The basic fault in the strategy of the Industrial Union, which has given a real if only a temporary advantage to the Right wing disrupters, proceeds from the abandonment during the “Third Period” of the Lenin teaching on trade union unity. More than two years ago when this error made its first appearance, and on many occasions since, we have pointed this out to the party and the Left wing workers. In the Militant for August 15th, 1929 we wrote the following:
“One of the greatest weaknesses in the current trade union policy of the party is the withdrawal of the slogan of unity. This was a central slogan of the party and one of its mightiest weapons in the fight against the reactionaries. The slogan of unity was one of the most effective means of mobilizing the masses in the needle trades under the Left wing banner. And conversely, although their are other factors, the decline of Left wing power and influence and the revival of the Rights in this field are closely related to the dropping of this slogan.”

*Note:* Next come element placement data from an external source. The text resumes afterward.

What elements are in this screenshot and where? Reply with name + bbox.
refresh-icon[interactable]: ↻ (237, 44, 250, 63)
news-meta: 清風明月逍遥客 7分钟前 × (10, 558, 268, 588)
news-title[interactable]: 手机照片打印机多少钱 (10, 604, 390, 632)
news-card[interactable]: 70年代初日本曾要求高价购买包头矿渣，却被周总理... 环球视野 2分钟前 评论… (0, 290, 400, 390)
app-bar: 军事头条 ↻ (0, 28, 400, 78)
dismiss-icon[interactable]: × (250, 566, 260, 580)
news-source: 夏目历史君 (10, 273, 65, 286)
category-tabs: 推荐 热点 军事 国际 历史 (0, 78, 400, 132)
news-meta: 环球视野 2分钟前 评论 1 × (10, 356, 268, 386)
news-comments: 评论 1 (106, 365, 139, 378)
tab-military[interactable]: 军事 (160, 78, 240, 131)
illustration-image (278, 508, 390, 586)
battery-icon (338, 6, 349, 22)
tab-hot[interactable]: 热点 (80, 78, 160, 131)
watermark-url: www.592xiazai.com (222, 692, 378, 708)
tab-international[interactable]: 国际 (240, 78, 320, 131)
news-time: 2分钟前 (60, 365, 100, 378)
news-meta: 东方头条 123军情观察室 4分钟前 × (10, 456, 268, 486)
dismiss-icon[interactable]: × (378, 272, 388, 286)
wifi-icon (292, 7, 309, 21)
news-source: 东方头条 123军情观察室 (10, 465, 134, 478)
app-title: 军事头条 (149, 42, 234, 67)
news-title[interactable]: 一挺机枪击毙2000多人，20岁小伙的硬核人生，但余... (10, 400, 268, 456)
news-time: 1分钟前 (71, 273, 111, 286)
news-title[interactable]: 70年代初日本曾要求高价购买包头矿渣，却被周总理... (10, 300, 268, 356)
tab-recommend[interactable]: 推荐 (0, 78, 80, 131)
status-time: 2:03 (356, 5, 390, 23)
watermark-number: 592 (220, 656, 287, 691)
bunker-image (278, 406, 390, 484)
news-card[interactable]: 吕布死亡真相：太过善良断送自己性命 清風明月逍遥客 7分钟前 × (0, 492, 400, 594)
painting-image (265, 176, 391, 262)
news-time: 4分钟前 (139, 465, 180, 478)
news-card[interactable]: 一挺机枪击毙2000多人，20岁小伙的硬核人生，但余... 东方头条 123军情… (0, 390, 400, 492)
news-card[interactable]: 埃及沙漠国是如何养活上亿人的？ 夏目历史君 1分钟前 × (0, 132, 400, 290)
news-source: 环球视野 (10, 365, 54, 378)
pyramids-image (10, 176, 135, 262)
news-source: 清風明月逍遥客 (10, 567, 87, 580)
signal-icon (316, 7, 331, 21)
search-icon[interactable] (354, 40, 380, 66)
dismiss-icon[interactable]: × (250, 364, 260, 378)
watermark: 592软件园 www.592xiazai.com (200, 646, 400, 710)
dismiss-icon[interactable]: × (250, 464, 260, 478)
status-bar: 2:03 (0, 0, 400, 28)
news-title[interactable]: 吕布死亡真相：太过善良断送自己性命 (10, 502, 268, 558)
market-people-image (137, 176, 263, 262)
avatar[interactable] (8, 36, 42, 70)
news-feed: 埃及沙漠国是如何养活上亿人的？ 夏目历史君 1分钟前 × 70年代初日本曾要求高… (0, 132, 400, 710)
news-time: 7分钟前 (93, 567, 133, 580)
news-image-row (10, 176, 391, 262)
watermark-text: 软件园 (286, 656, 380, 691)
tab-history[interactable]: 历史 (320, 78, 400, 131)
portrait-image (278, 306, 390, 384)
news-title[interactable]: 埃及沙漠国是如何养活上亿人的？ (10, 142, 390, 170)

The idea expressed there has gained force in all the experience of the Left wing on the trade union field in the intervening period. It has been given a fresh and startling confirmation in the recent developments among the furriers. The unfortunate results of the unity negotiations should be a warning to the Communist workers of the false and dangerous path the party is travelling on the trade union field. If they see it that way, if they exert the necessary pressure to turn the helm, the lost ground can soon be regained. Stetsky’s maneuver will remain a small episode in the struggle for a powerful union of the needle trades workers under the leadership of the Left wing. The masses of the workers there have not been won over by the traitors. They will support the Left wing again if the leadership makes it possible. For this a Communist trade union policy is needed, not as Stalin teaches but as Lenin taught.
We have no intention of suggesting here any “clever” answers for the Industrial Union to make to the fraudulent unity maneuvers of the Right wing disrupters and their Lovestoneite come-ons. What is needed is a reorientation of the whole policy of the Industrial Union. It must put the slogan of unity in the foreground, and really mean it. It must re-educate and rally the workers again around the idea that it is the Communists who fight for the unity of the trade union movement and the reactionaries who disrupt it. A few months of intensive agitation on this point will change the whole situation. One of the very first results of such a course will be the revival of the spirit and confidence of the militant workers. The second result will be a complete retreat of Stetsky and Co. from their hypocritical pretenses regarding unity and the passing of the initiative into the hands of the Industrial Union. This will clarify the situation and put the issues as they really stand. The demand of the workers for unity, which will grow deeper and stronger every day they feel the harsh results of the division and disruption, will become a great motive force behind the Left wing, forcing it forward, strengthening its positions and thereby preparing the ground for a genuine revival of militant unionism in the needle trades.